Abstract Bile acids (BAs) are classically known as facilitators of fat digestion. Moreover, they are now known to be ligands for receptors involved in glucose and lipoprotein metabolism. BA synthesis was originally thought to be exclusive to hepatic tissue, but emerging evidence in rodents has demonstrated the expression of BA transporters and de novo synthetic enzymes in murine adipose tissue. We previously showed that chronic activation of brown adipose tissue (BAT) and white adipose tissue (WAT) in adult women via the β3-adrenergic receptor (ADRB3) agonist mirabegron increases total plasma BA levels. The largest increases were seen with primary unconjugated BAs. Overall, these data suggest that chronic adrenergic stimulation may increase the synthesis and activity of BA synthesis enzymes in human adipose tissue, which contributes to the increase in total plasma BAs. To confirm this hypothesis, we measured expression levels of BAT and BA synthesis enzymes in liver and adipose tissues collected from healthy patients and those with pheochromocytoma (pheo) who experienced chronic adrenergic activation. As expected, expression of thermogenic UCP1 and ADRB3 was higher in pheo peri-renal BAT than in liver tissue (76,000x, P<0.001; and 6,000x, P=0.02, respectively) or either healthy subcutaneous WAT or pheo subcutaneous WAT (≥1500x, P<0.001 for UCP1).

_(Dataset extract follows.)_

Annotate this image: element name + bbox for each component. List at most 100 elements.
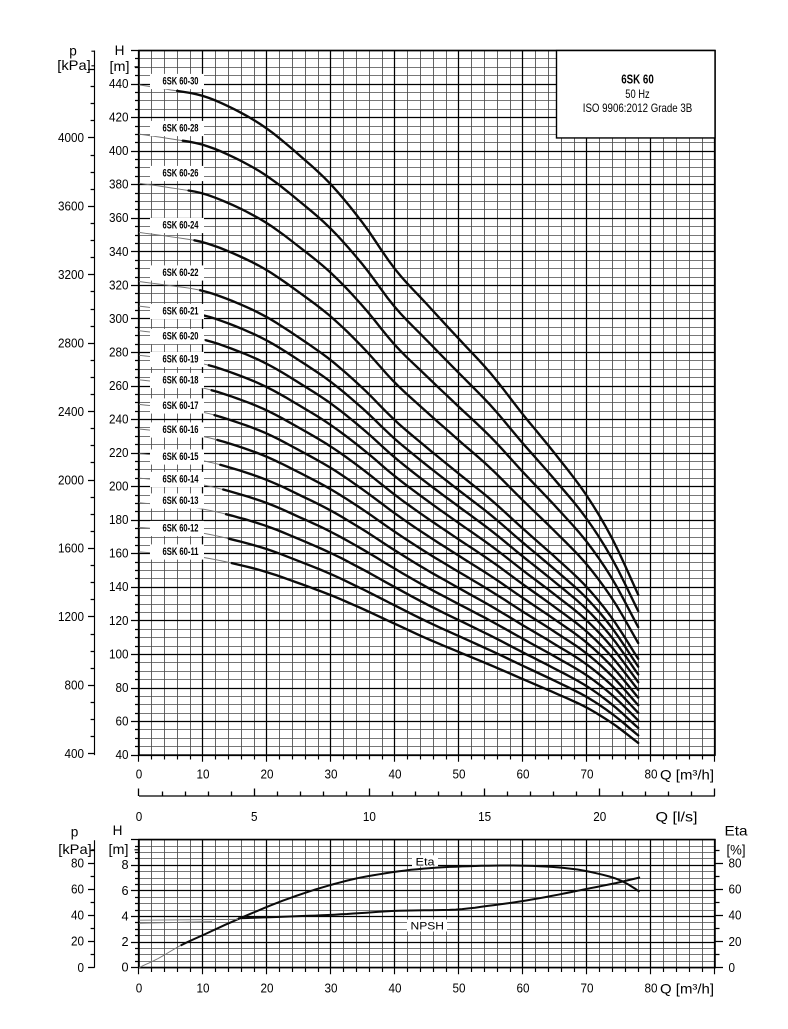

Conversely, expression of the rate-determining enzyme in BA synthesis CYP7A1 was similar in liver and both WAT depots (P>0.05), and liver had slightly higher expression than BAT (3x, P=0.03). Otherwise, most of the principal BA synthesis genes’ expression levels demonstrated the following stepwise pattern: liver tissue > pheo WAT = subcutaneous WAT > BAT (CYP8B1, CYP27A1, AKR1D1, and BAAT). These results suggest that BA production in humans is not limited to the liver. Rather, human WAT in particular may contribute to the BA pool and could serve as a target for producing BA-mediated improvements in glucose and lipoprotein metabolism. Presentation: Sunday, June 12, 2022 12:30 p.m. - 2:30 p.m.